When solid calcium is placed in water, it undergoes a vigorous reaction that produces solid calcium oxide, CaO(s) and hydrogen gas. determine the volume of dry hydrogen gas that is produced when 5.00 g of calcium reacts and the gas is collected at 42 degrees celsius and 770 mmHg.

Ca (s) + H2O (l) = CaO (s) + H2 (g)

I don't agree with the equation because you can't isolate CaO. It immediately reacts with H2O to form CaOH)2 as I've indicated in the equation below. However, none of that changes the stoichiometry of the equation and 1 mol Ca still produces 1 mol H2 gas.

Ca + 2H2O --> Ca(OH)2 + H2

mols Ca = grams Ca/atomic mass Ca = ?
1 mol Ca produces 1 mol H2 gas.
That 1 mol H2 gas will be dry H2 gas. Use PV = nRT and solve for V in liters at the conditions listed.

To determine the volume of dry hydrogen gas produced when 5.00 g of calcium reacts, we can use the ideal gas law equation: PV = nRT.

First, we need to convert the mass of calcium (5.00 g) to moles. We can do this by dividing the mass by the molar mass of calcium.

The molar mass of calcium (Ca) is 40.08 g/mol, so:

5.00 g / 40.08 g/mol = 0.1246 mol

Now, let's consider the balanced equation: Ca(s) + H2O(l) → CaO(s) + H2(g)

From the equation, we can see that 1 mole of calcium will produce 1 mole of hydrogen gas (H2). Therefore, the number of moles of hydrogen gas produced is also 0.1246 mol.

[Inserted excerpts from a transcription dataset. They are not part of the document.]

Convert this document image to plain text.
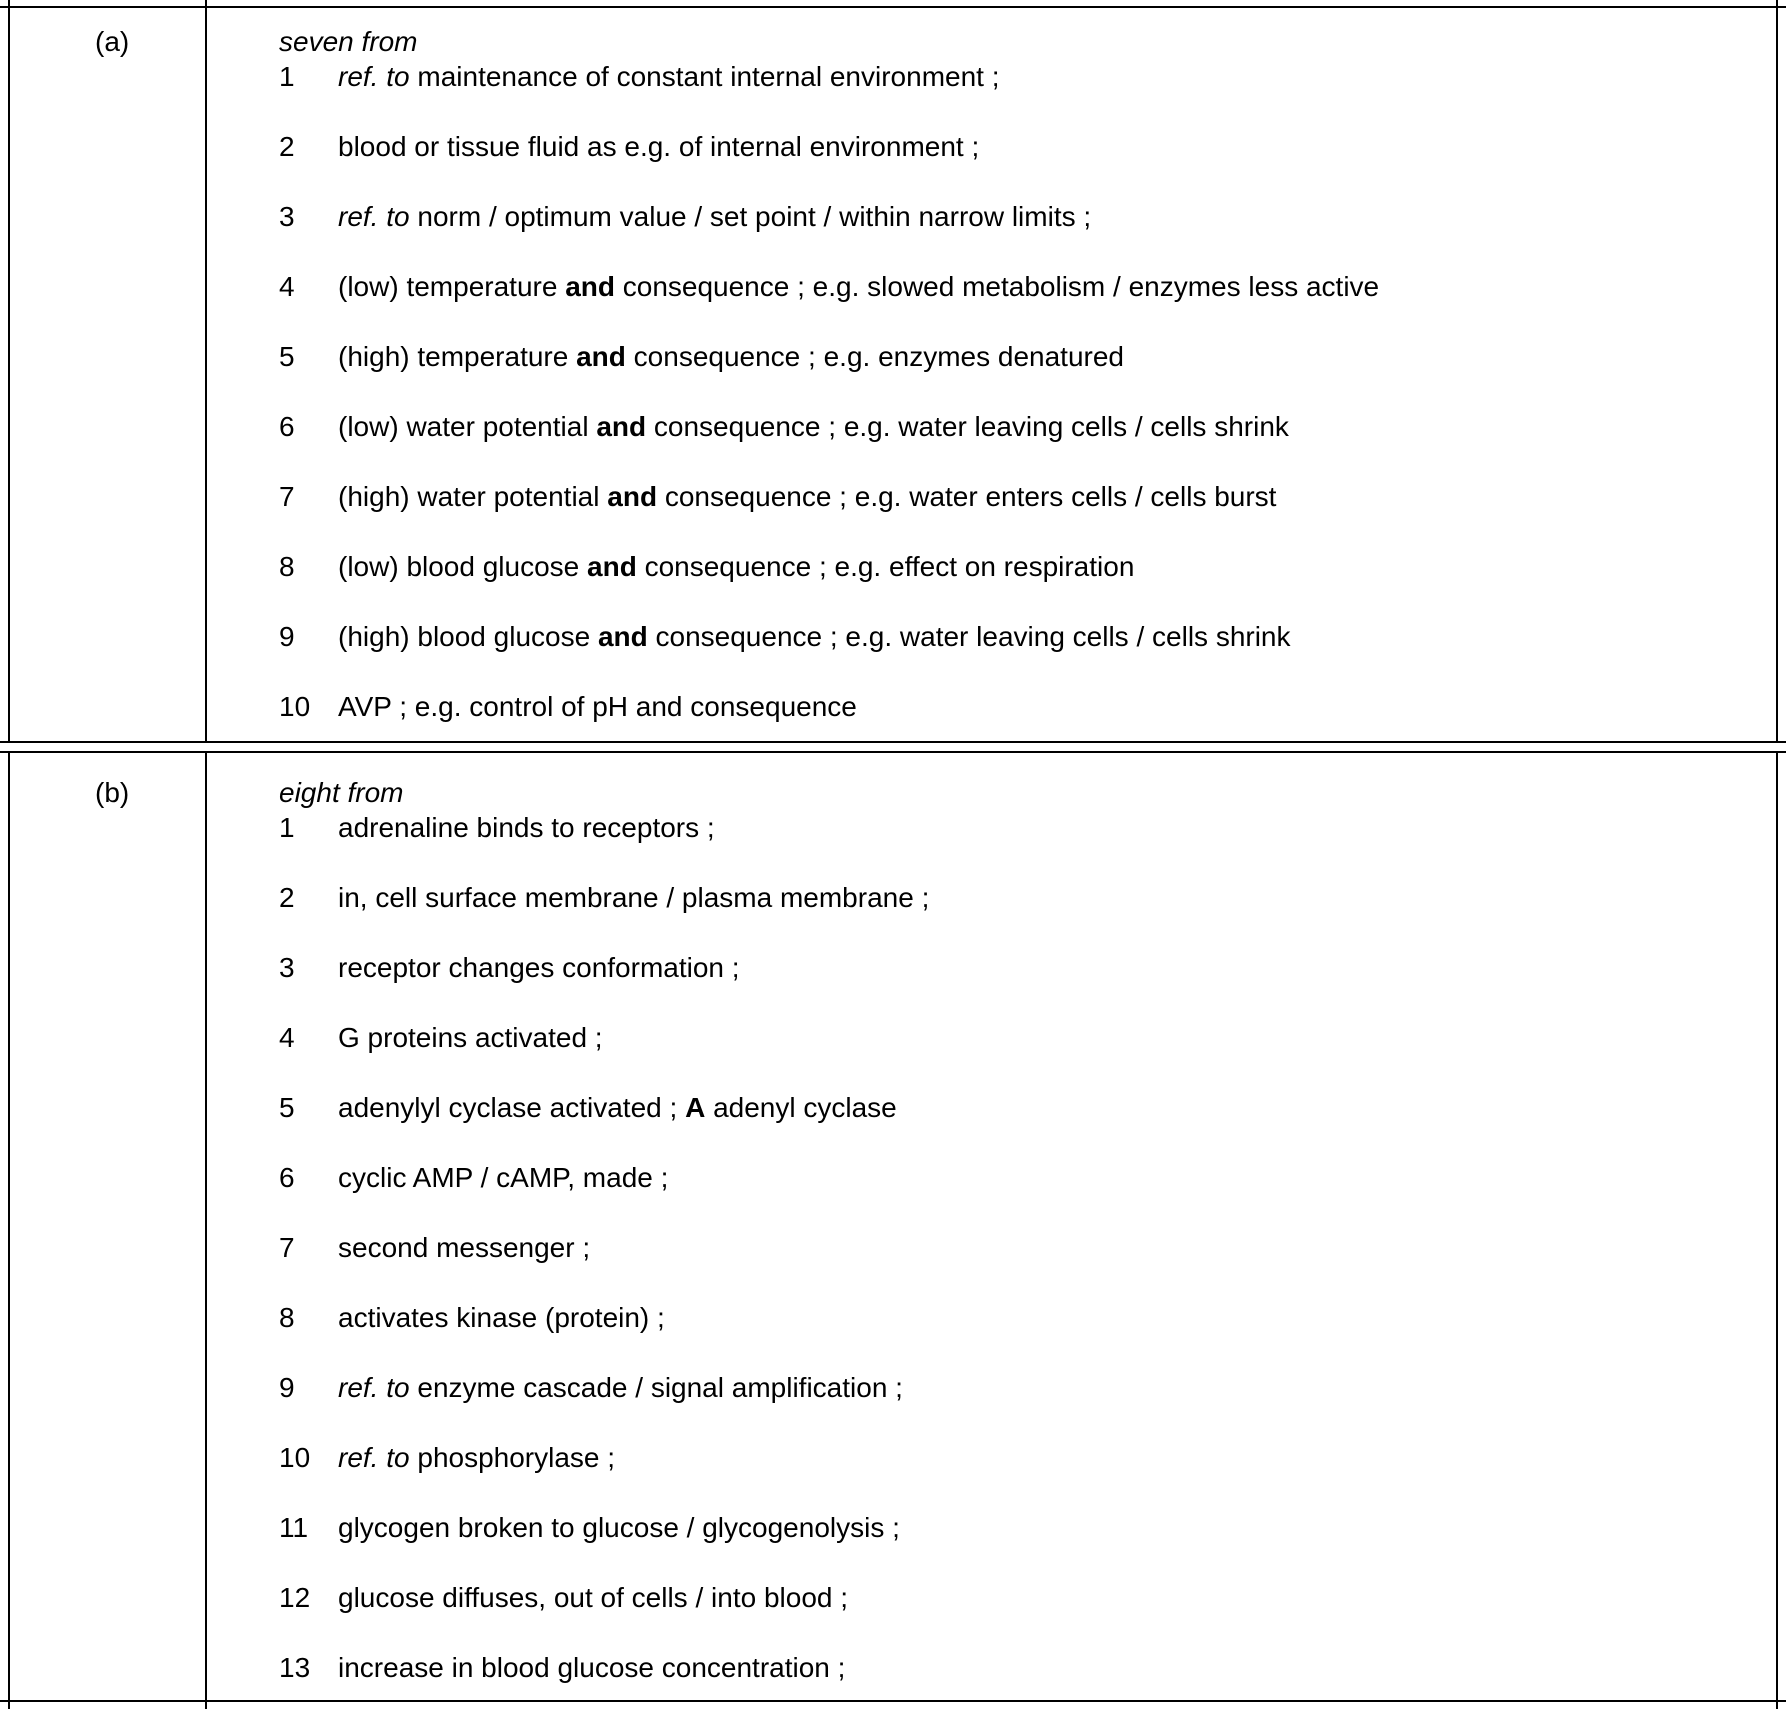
(a)	seven from
1	ref. to maintenance of constant internal environment ;
2	blood or tissue fluid as e.g. of internal environment ;
3	ref. to norm / optimum value / set point / within narrow limits ;
4	(low) temperature and consequence ; e.g. slowed metabolism / enzymes less active
5	(high) temperature and consequence ; e.g. enzymes denatured
6	(low) water potential and consequence ; e.g. water leaving cells / cells shrink
7	(high) water potential and consequence ; e.g. water enters cells / cells burst
8	(low) blood glucose and consequence ; e.g. effect on respiration
9	(high) blood glucose and consequence ; e.g. water leaving cells / cells shrink
10 AVP ; e.g. control of pH and consequence
(b)	eight from
1	adrenaline binds to receptors ;
2	in, cell surface membrane / plasma membrane ;
3	receptor changes conformation ;
4	G proteins activated ;
5	adenylyl cyclase activated ; A adenyl cyclase
6	cyclic AMP / cAMP, made ;
7	second messenger ;
8	activates kinase (protein) ;
9	ref. to enzyme cascade / signal amplification ;
10 ref. to phosphorylase ;
11	glycogen broken to glucose / glycogenolysis ;
12 glucose diffuses, out of cells / into blood ;
13 increase in blood glucose concentration ;
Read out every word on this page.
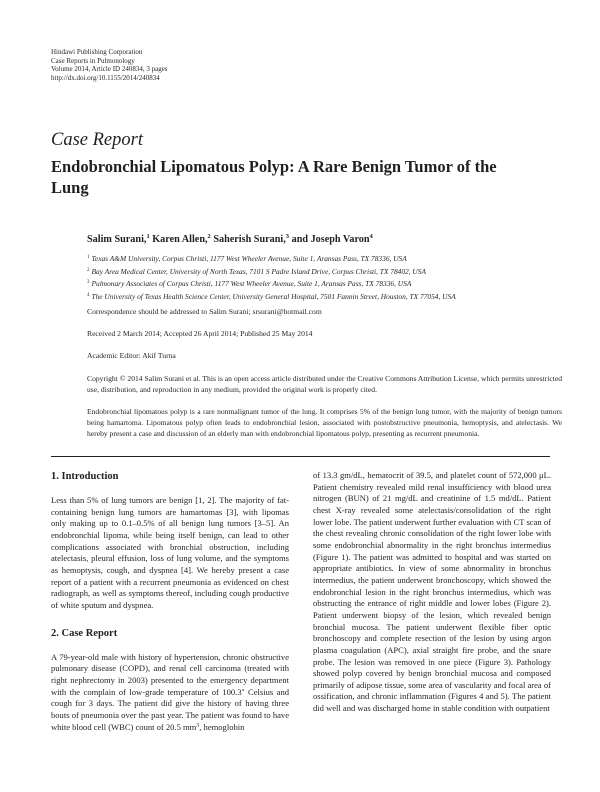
Hindawi Publishing Corporation
Case Reports in Pulmonology
Volume 2014, Article ID 240834, 3 pages
http://dx.doi.org/10.1155/2014/240834
Case Report
Endobronchial Lipomatous Polyp: A Rare Benign Tumor of the Lung
Salim Surani,$^1$ Karen Allen,$^2$ Saherish Surani,$^3$ and Joseph Varon$^4$
$^1$ Texas A&M University, Corpus Christi, 1177 West Wheeler Avenue, Suite 1, Aransas Pass, TX 78336, USA
$^2$ Bay Area Medical Center, University of North Texas, 7101 S Padre Island Drive, Corpus Christi, TX 78402, USA
$^3$ Pulmonary Associates of Corpus Christi, 1177 West Wheeler Avenue, Suite 1, Aransas Pass, TX 78336, USA
$^4$ The University of Texas Health Science Center, University General Hospital, 7501 Fannin Street, Houston, TX 77054, USA
Correspondence should be addressed to Salim Surani; srsurani@hotmail.com
Received 2 March 2014; Accepted 26 April 2014; Published 25 May 2014
Academic Editor: Akif Turna
Copyright © 2014 Salim Surani et al. This is an open access article distributed under the Creative Commons Attribution License, which permits unrestricted use, distribution, and reproduction in any medium, provided the original work is properly cited.
Endobronchial lipomatous polyp is a rare nonmalignant tumor of the lung. It comprises 5% of the benign lung tumor, with the majority of benign tumors being hamartoma. Lipomatous polyp often leads to endobronchial lesion, associated with postobstructive pneumonia, hemoptysis, and atelectasis. We hereby present a case and discussion of an elderly man with endobronchial lipomatous polyp, presenting as recurrent pneumonia.
1. Introduction

Less than 5% of lung tumors are benign [1, 2]. The majority of fat-containing benign lung tumors are hamartomas [3], with lipomas only making up to 0.1–0.5% of all benign lung tumors [3–5]. An endobronchial lipoma, while being itself benign, can lead to other complications associated with bronchial obstruction, including atelectasis, pleural effusion, loss of lung volume, and the symptoms as hemoptysis, cough, and dyspnea [4]. We hereby present a case report of a patient with a recurrent pneumonia as evidenced on chest radiograph, as well as symptoms thereof, including cough productive of white sputum and dyspnea.

2. Case Report

A 79-year-old male with history of hypertension, chronic obstructive pulmonary disease (COPD), and renal cell carcinoma (treated with right nephrectomy in 2003) presented to the emergency department with the complain of low-grade temperature of 100.3∘ Celsius and cough for 3 days. The patient did give the history of having three bouts of pneumonia over the past year. The patient was found to have white blood cell (WBC) count of 20.5 $mm^3$, hemoglobin

of 13.3 gm/dL, hematocrit of 39.5, and platelet count of 572,000 μL. Patient chemistry revealed mild renal insufficiency with blood urea nitrogen (BUN) of 21 mg/dL and creatinine of 1.5 md/dL. Patient chest X-ray revealed some atelectasis/consolidation of the right lower lobe. The patient underwent further evaluation with CT scan of the chest revealing chronic consolidation of the right lower lobe with some endobronchial abnormality in the right bronchus intermedius (Figure 1). The patient was admitted to hospital and was started on appropriate antibiotics. In view of some abnormality in bronchus intermedius, the patient underwent bronchoscopy, which showed the endobronchial lesion in the right bronchus intermedius, which was obstructing the entrance of right middle and lower lobes (Figure 2). Patient underwent biopsy of the lesion, which revealed benign bronchial mucosa. The patient underwent flexible fiber optic bronchoscopy and complete resection of the lesion by using argon plasma coagulation (APC), axial straight fire probe, and the snare probe. The lesion was removed in one piece (Figure 3). Pathology showed polyp covered by benign bronchial mucosa and composed primarily of adipose tissue, some area of vascularity and focal area of ossification, and chronic inflammation (Figures 4 and 5). The patient did well and was discharged home in stable condition with outpatient
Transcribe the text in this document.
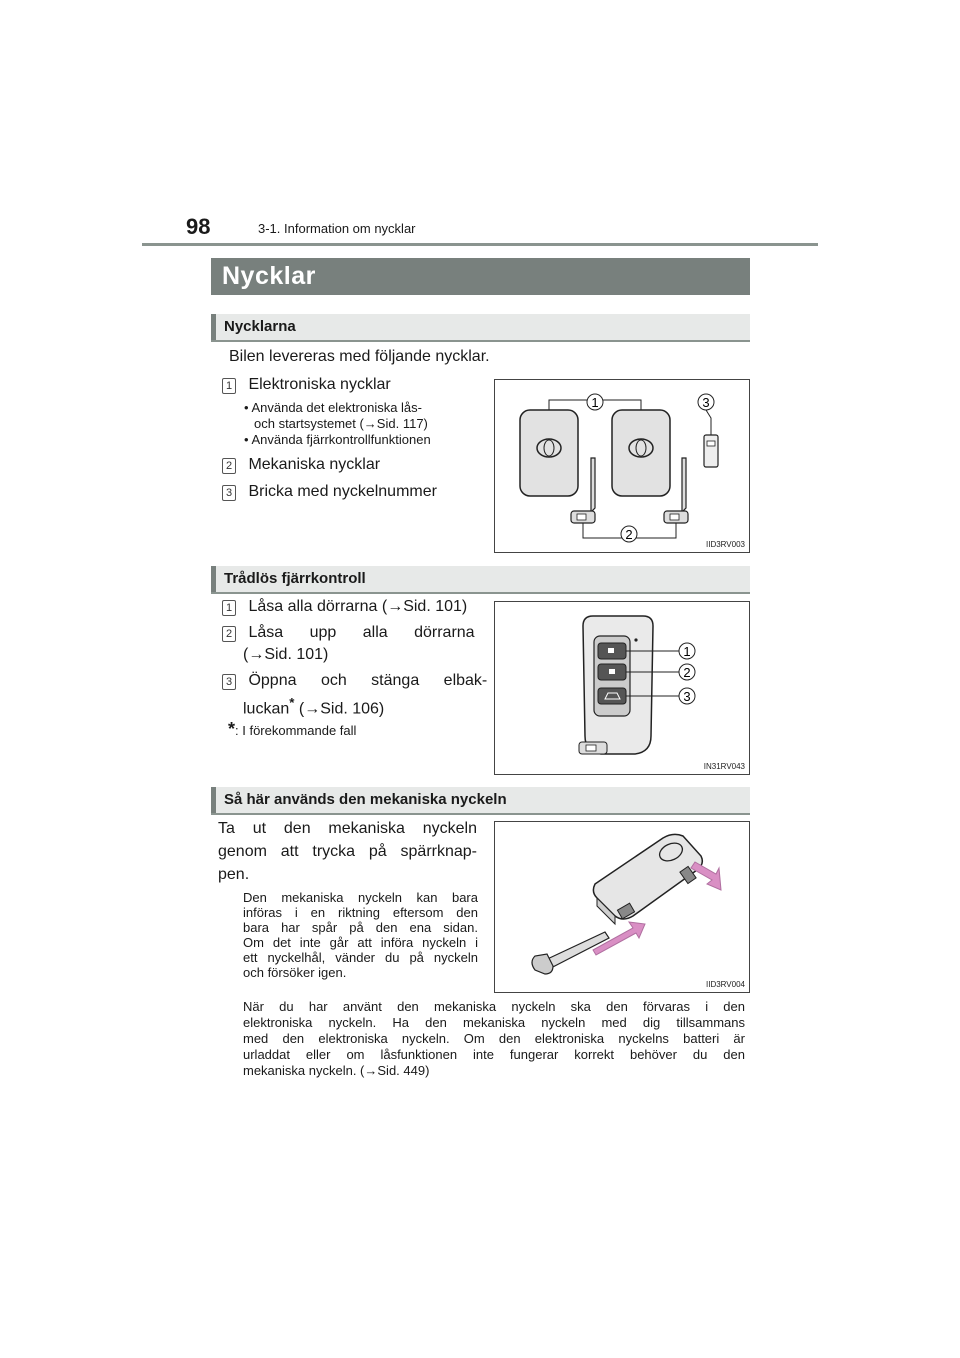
98	3-1. Information om nycklar
Nycklar
Nycklarna
Bilen levereras med följande nycklar.
1 Elektroniska nycklar
• Använda det elektroniska lås-
och startsystemet (→Sid. 117)
• Använda fjärrkontrollfunktionen
2 Mekaniska nycklar
3 Bricka med nyckelnummer
1	3
2
IID3RV003
Trådlös fjärrkontroll
1 Låsa alla dörrarna (→Sid. 101)
2 Låsa upp alla dörrarna
(→Sid. 101)
3 Öppna och stänga elbak-
luckan* (→Sid. 106)
*: I förekommande fall
1
2
3
IN31RV043
Så här används den mekaniska nyckeln
Ta ut den mekaniska nyckeln
genom att trycka på spärrknap-
pen.
Den mekaniska nyckeln kan bara
införas i en riktning eftersom den
bara har spår på den ena sidan.
Om det inte går att införa nyckeln i
ett nyckelhål, vänder du på nyckeln
och försöker igen.
När du har använt den mekaniska nyckeln ska den förvaras i den
elektroniska nyckeln. Ha den mekaniska nyckeln med dig tillsammans
med den elektroniska nyckeln. Om den elektroniska nyckelns batteri är
urladdat eller om låsfunktionen inte fungerar korrekt behöver du den
mekaniska nyckeln. (→Sid. 449)
IID3RV004
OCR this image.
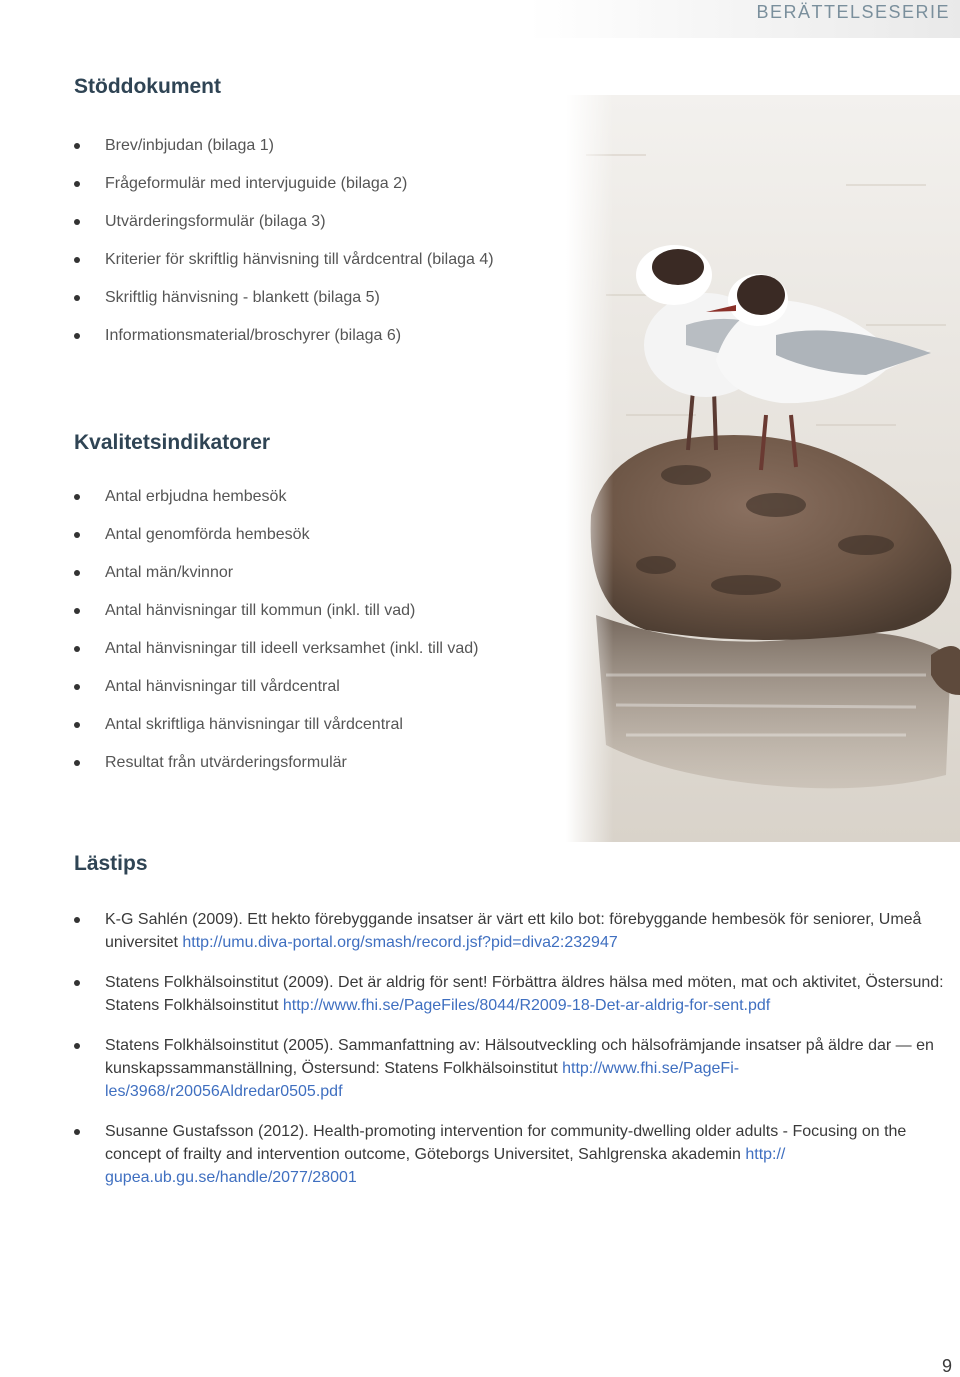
BERÄTTELSESERIE
Stöddokument
Brev/inbjudan (bilaga 1)
Frågeformulär med intervjuguide (bilaga 2)
Utvärderingsformulär (bilaga 3)
Kriterier för skriftlig hänvisning till vårdcentral (bilaga 4)
Skriftlig hänvisning - blankett (bilaga 5)
Informationsmaterial/broschyrer (bilaga 6)
Kvalitetsindikatorer
Antal erbjudna hembesök
Antal genomförda hembesök
Antal män/kvinnor
Antal hänvisningar till kommun (inkl. till vad)
Antal hänvisningar till ideell verksamhet (inkl. till vad)
Antal hänvisningar till vårdcentral
Antal skriftliga hänvisningar till vårdcentral
Resultat från utvärderingsformulär
Lästips
K-G Sahlén (2009). Ett hekto förebyggande insatser är värt ett kilo bot: förebyggande hembesök för seniorer, Umeå universitet http://umu.diva-portal.org/smash/record.jsf?pid=diva2:232947
Statens Folkhälsoinstitut (2009). Det är aldrig för sent! Förbättra äldres hälsa med möten, mat och aktivitet, Östersund: Statens Folkhälsoinstitut http://www.fhi.se/PageFiles/8044/R2009-18-Det-ar-aldrig-for-sent.pdf
Statens Folkhälsoinstitut (2005). Sammanfattning av: Hälsoutveckling och hälsofrämjande insatser på äldre dar — en kunskapssammanställning, Östersund: Statens Folkhälsoinstitut http://www.fhi.se/PageFi-les/3968/r20056Aldredar0505.pdf
Susanne Gustafsson (2012). Health-promoting intervention for community-dwelling older adults - Focusing on the concept of frailty and intervention outcome, Göteborgs Universitet, Sahlgrenska akademin http:// gupea.ub.gu.se/handle/2077/28001
9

Next, we need to convert the conditions from Celsius to Kelvin (K) to use in the ideal gas law equation. The conversion is done by adding 273.15 to the Celsius temperature:

42 °C + 273.15 = 315.15 K

We also need to convert the pressure from mmHg to atm, dividing by 760 (since 760 mmHg is equal to 1 atm):

770 mmHg / 760 mmHg/atm = 1.01 atm

Now, we can plug the values into the ideal gas law equation:

PV = nRT

V = (nRT) / P

V = (0.1246 mol) x (0.0821 L·atm/mol·K) x (315.15 K) / (1.01 atm)

Calculating, we find that:

V ≈ 3.48 L

Therefore, the volume of dry hydrogen gas produced when 5.00 g of calcium reacts is approximately 3.48 liters.